Add support for Hunyuan Image 3.0
Nice! Will take a look 👍
Thank you, @yousef-rafat, you are a GigaChad! ~~(unlike you know who)~~
What are the VRAM/RAM requirements currently + speed per iteration? Does it support quantization?
At least 6 Gigabytes for the non-MoE part. The MoE part will depend on the amount of VRAM. The lower the VRAM, the longer the time takes to generate increases exponentially. I'm still experimenting with running the model on a single gpu, though, so no final numbers.
Will you implement some ncpu offload mechanism like in llama.cpp to only keep active parameters in vram and make the other offloadable to cpu/system ram? Not that you have to do it, support itself is amazing already, though if that is your plan, make sure to try and contact the guy from the multigpu node, he knows a lot of memory management in comfyui (;
@yousef-rafat How to playtest this, can you give some instructions and the workflow? Do you have a ComfyUI compatible checkpoint or it's raw model for now?
How do you convert the original Hunyuan image 3 split checkpoint into the loadable ComfyUI format?
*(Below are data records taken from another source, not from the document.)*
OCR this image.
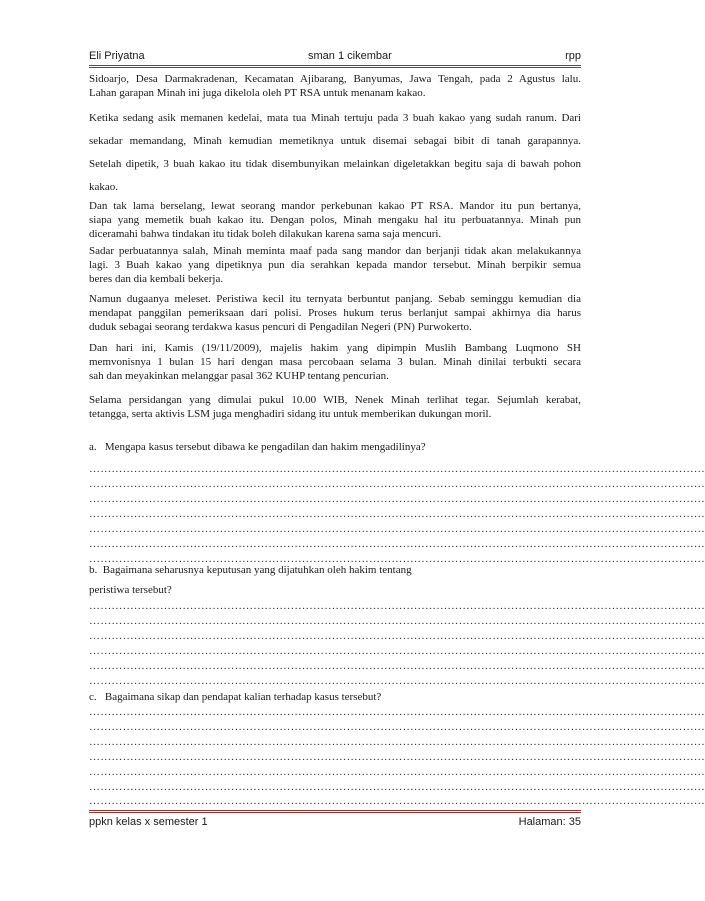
Eli Priyatna	sman 1 cikembar	rpp
Sidoarjo, Desa Darmakradenan, Kecamatan Ajibarang, Banyumas, Jawa Tengah, pada 2 Agustus lalu.
Lahan garapan Minah ini juga dikelola oleh PT RSA untuk menanam kakao.
Ketika sedang asik memanen kedelai, mata tua Minah tertuju pada 3 buah kakao yang sudah ranum. Dari
sekadar memandang, Minah kemudian memetiknya untuk disemai sebagai bibit di tanah garapannya.
Setelah dipetik, 3 buah kakao itu tidak disembunyikan melainkan digeletakkan begitu saja di bawah pohon
kakao.
Dan tak lama berselang, lewat seorang mandor perkebunan kakao PT RSA. Mandor itu pun bertanya,
siapa yang memetik buah kakao itu. Dengan polos, Minah mengaku hal itu perbuatannya. Minah pun
diceramahi bahwa tindakan itu tidak boleh dilakukan karena sama saja mencuri.
Sadar perbuatannya salah, Minah meminta maaf pada sang mandor dan berjanji tidak akan melakukannya
lagi. 3 Buah kakao yang dipetiknya pun dia serahkan kepada mandor tersebut. Minah berpikir semua
beres dan dia kembali bekerja.
Namun dugaanya meleset. Peristiwa kecil itu ternyata berbuntut panjang. Sebab seminggu kemudian dia
mendapat panggilan pemeriksaan dari polisi. Proses hukum terus berlanjut sampai akhirnya dia harus
duduk sebagai seorang terdakwa kasus pencuri di Pengadilan Negeri (PN) Purwokerto.
Dan hari ini, Kamis (19/11/2009), majelis hakim yang dipimpin Muslih Bambang Luqmono SH
memvonisnya 1 bulan 15 hari dengan masa percobaan selama 3 bulan. Minah dinilai terbukti secara
sah dan meyakinkan melanggar pasal 362 KUHP tentang pencurian.
Selama persidangan yang dimulai pukul 10.00 WIB, Nenek Minah terlihat tegar. Sejumlah kerabat,
tetangga, serta aktivis LSM juga menghadiri sidang itu untuk memberikan dukungan moril.
a. Mengapa kasus tersebut dibawa ke pengadilan dan hakim mengadilinya?
…………………………………………………………………………………………………………………………………………………
…………………………………………………………………………………………………………………………………………………
…………………………………………………………………………………………………………………………………………………
…………………………………………………………………………………………………………………………………………………
…………………………………………………………………………………………………………………………………………………
…………………………………………………………………………………………………………………………………………………
…………………………………………………………………………………………………………………………………………………
b. Bagaimana seharusnya keputusan yang dijatuhkan oleh hakim tentang
peristiwa tersebut?
…………………………………………………………………………………………………………………………………………………
…………………………………………………………………………………………………………………………………………………
…………………………………………………………………………………………………………………………………………………
…………………………………………………………………………………………………………………………………………………
…………………………………………………………………………………………………………………………………………………
…………………………………………………………………………………………………………………………………………………
c. Bagaimana sikap dan pendapat kalian terhadap kasus tersebut?
…………………………………………………………………………………………………………………………………………………
…………………………………………………………………………………………………………………………………………………
…………………………………………………………………………………………………………………………………………………
…………………………………………………………………………………………………………………………………………………
…………………………………………………………………………………………………………………………………………………
…………………………………………………………………………………………………………………………………………………
…………………………………………………………………………………………………………………………………………………
ppkn kelas x semester 1	Halaman: 35
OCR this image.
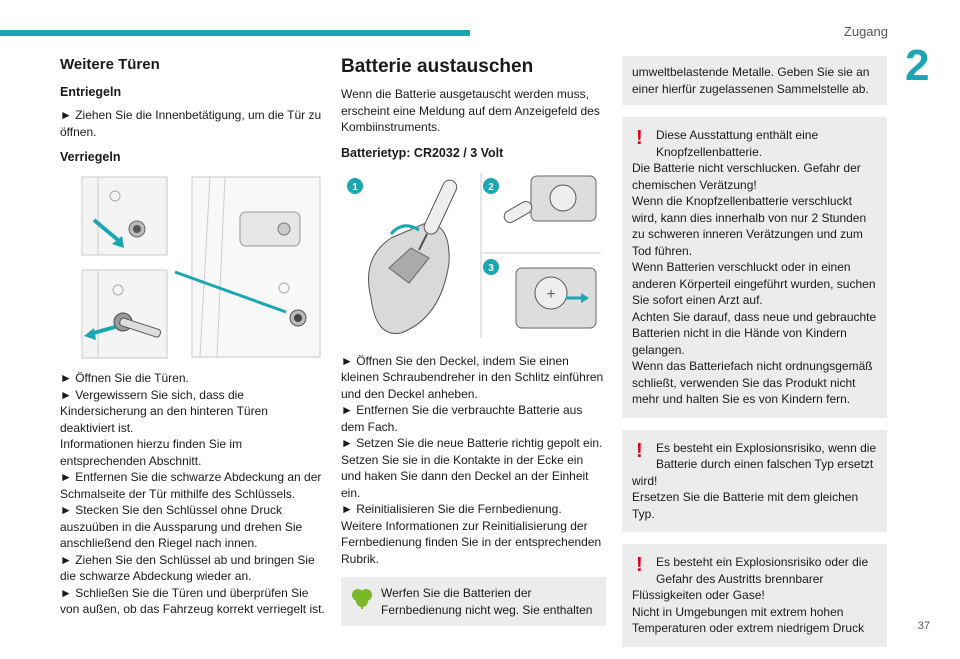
Zugang
2
Weitere Türen
Entriegeln

► Ziehen Sie die Innenbetätigung, um die Tür zu öffnen.

Verriegeln
► Öffnen Sie die Türen.
► Vergewissern Sie sich, dass die Kindersicherung an den hinteren Türen deaktiviert ist.
Informationen hierzu finden Sie im entsprechenden Abschnitt.
► Entfernen Sie die schwarze Abdeckung an der Schmalseite der Tür mithilfe des Schlüssels.
► Stecken Sie den Schlüssel ohne Druck auszuüben in die Aussparung und drehen Sie anschließend den Riegel nach innen.
► Ziehen Sie den Schlüssel ab und bringen Sie die schwarze Abdeckung wieder an.
► Schließen Sie die Türen und überprüfen Sie von außen, ob das Fahrzeug korrekt verriegelt ist.
Batterie austauschen

Wenn die Batterie ausgetauscht werden muss, erscheint eine Meldung auf dem Anzeigefeld des Kombiinstruments.

Batterietyp: CR2032 / 3 Volt
1	2
3
+
► Öffnen Sie den Deckel, indem Sie einen kleinen Schraubendreher in den Schlitz einführen und den Deckel anheben.
► Entfernen Sie die verbrauchte Batterie aus dem Fach.
► Setzen Sie die neue Batterie richtig gepolt ein. Setzen Sie sie in die Kontakte in der Ecke ein und haken Sie dann den Deckel an der Einheit ein.
► Reinitialisieren Sie die Fernbedienung.
Weitere Informationen zur Reinitialisierung der Fernbedienung finden Sie in der entsprechenden Rubrik.
Werfen Sie die Batterien der Fernbedienung nicht weg. Sie enthalten
umweltbelastende Metalle. Geben Sie sie an einer hierfür zugelassenen Sammelstelle ab.
!	Diese Ausstattung enthält eine Knopfzellenbatterie.
Die Batterie nicht verschlucken. Gefahr der chemischen Verätzung!
Wenn die Knopfzellenbatterie verschluckt wird, kann dies innerhalb von nur 2 Stunden zu schweren inneren Verätzungen und zum Tod führen.
Wenn Batterien verschluckt oder in einen anderen Körperteil eingeführt wurden, suchen Sie sofort einen Arzt auf.
Achten Sie darauf, dass neue und gebrauchte Batterien nicht in die Hände von Kindern gelangen.
Wenn das Batteriefach nicht ordnungsgemäß schließt, verwenden Sie das Produkt nicht mehr und halten Sie es von Kindern fern.
!	Es besteht ein Explosionsrisiko, wenn die Batterie durch einen falschen Typ ersetzt
wird!
Ersetzen Sie die Batterie mit dem gleichen Typ.
!	Es besteht ein Explosionsrisiko oder die Gefahr des Austritts brennbarer
Flüssigkeiten oder Gase!
Nicht in Umgebungen mit extrem hohen Temperaturen oder extrem niedrigem Druck	37
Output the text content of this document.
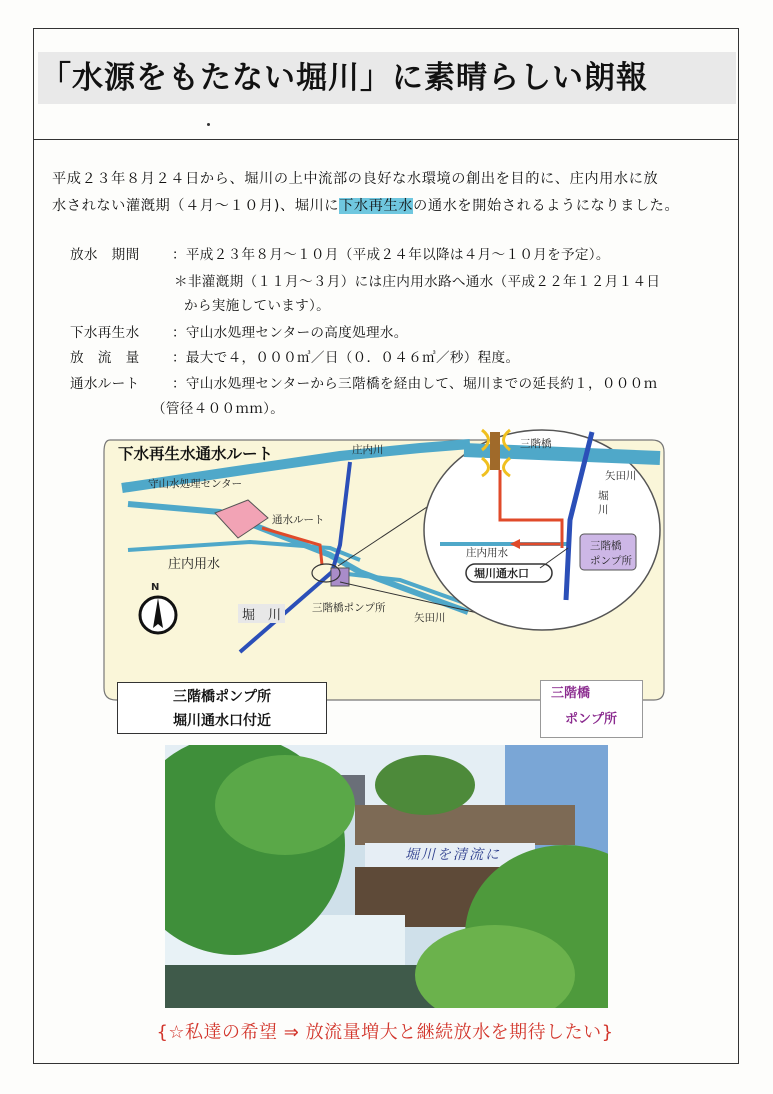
「水源をもたない堀川」に素晴らしい朗報
平成２３年８月２４日から、堀川の上中流部の良好な水環境の創出を目的に、庄内用水に放
水されない灌漑期（４月～１０月)、堀川に下水再生水の通水を開始されるようになりました。
放水　期間	：平成２３年８月～１０月（平成２４年以降は４月～１０月を予定）。
＊非灌漑期（１１月～３月）には庄内用水路へ通水（平成２２年１２月１４日
から実施しています）。
下水再生水	：守山水処理センターの高度処理水。
放　流　量	：最大で４，０００㎥／日（０．０４６㎥／秒）程度。
通水ルート	：守山水処理センターから三階橋を経由して、堀川までの延長約１，０００ｍ
（管径４００ｍｍ）。
下水再生水通水ルート	庄内川
守山水処理センター
通水ルート
庄内用水
N
堀　川	三階橋ポンプ所
矢田川
三階橋
矢田川
堀
川
庄内用水
三階橋
ポンプ所
堀川通水口
三階橋ポンプ所
堀川通水口付近
三階橋
ポンプ所
堀川を清流に
{☆私達の希望 ⇒ 放流量増大と継続放水を期待したい}
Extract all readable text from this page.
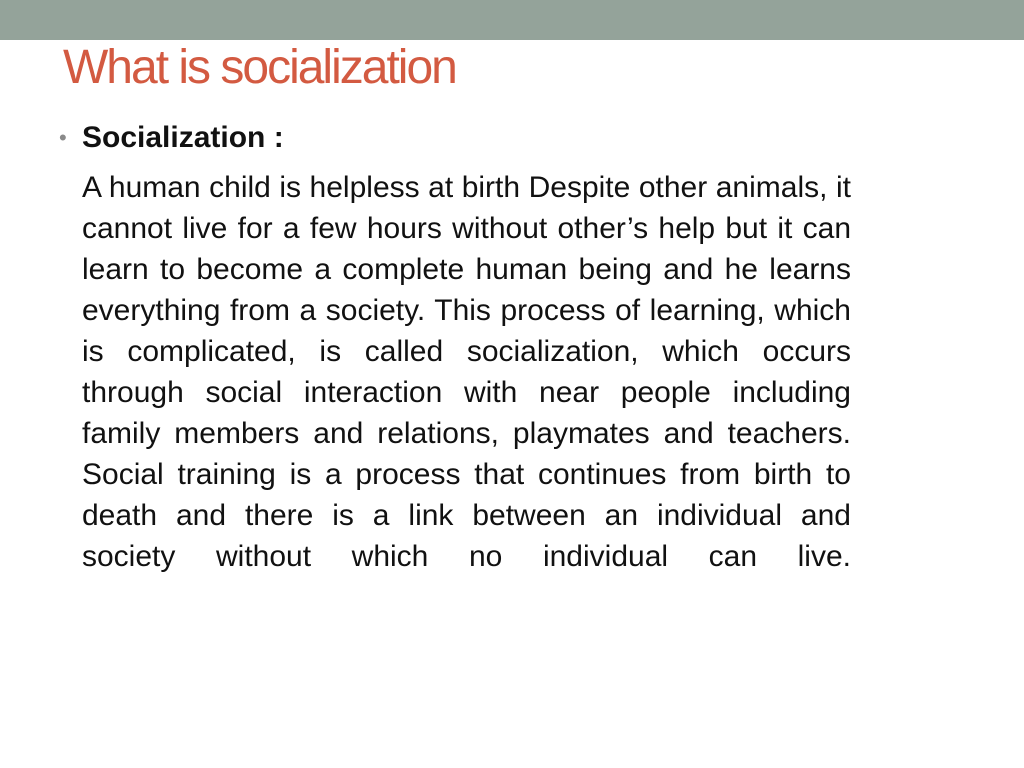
What is socialization
• Socialization :

A human child is helpless at birth Despite other animals, it cannot live for a few hours without other’s help but it can learn to become a complete human being and he learns everything from a society. This process of learning, which is complicated, is called socialization, which occurs through social interaction with near people including family members and relations, playmates and teachers. Social training is a process that continues from birth to death and there is a link between an individual and society without which no individual can live.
@kabachuha Sorry for the late response, been busy. I usually start with testing the model in a comfyui format independently, just to make sure everything is working right as it should, before testing it in comfyui. This is the script I'm working with. test_.py
The checkpoint conversion isn't hard once I know how everything should go. I could update on the checkpoint loading part soon.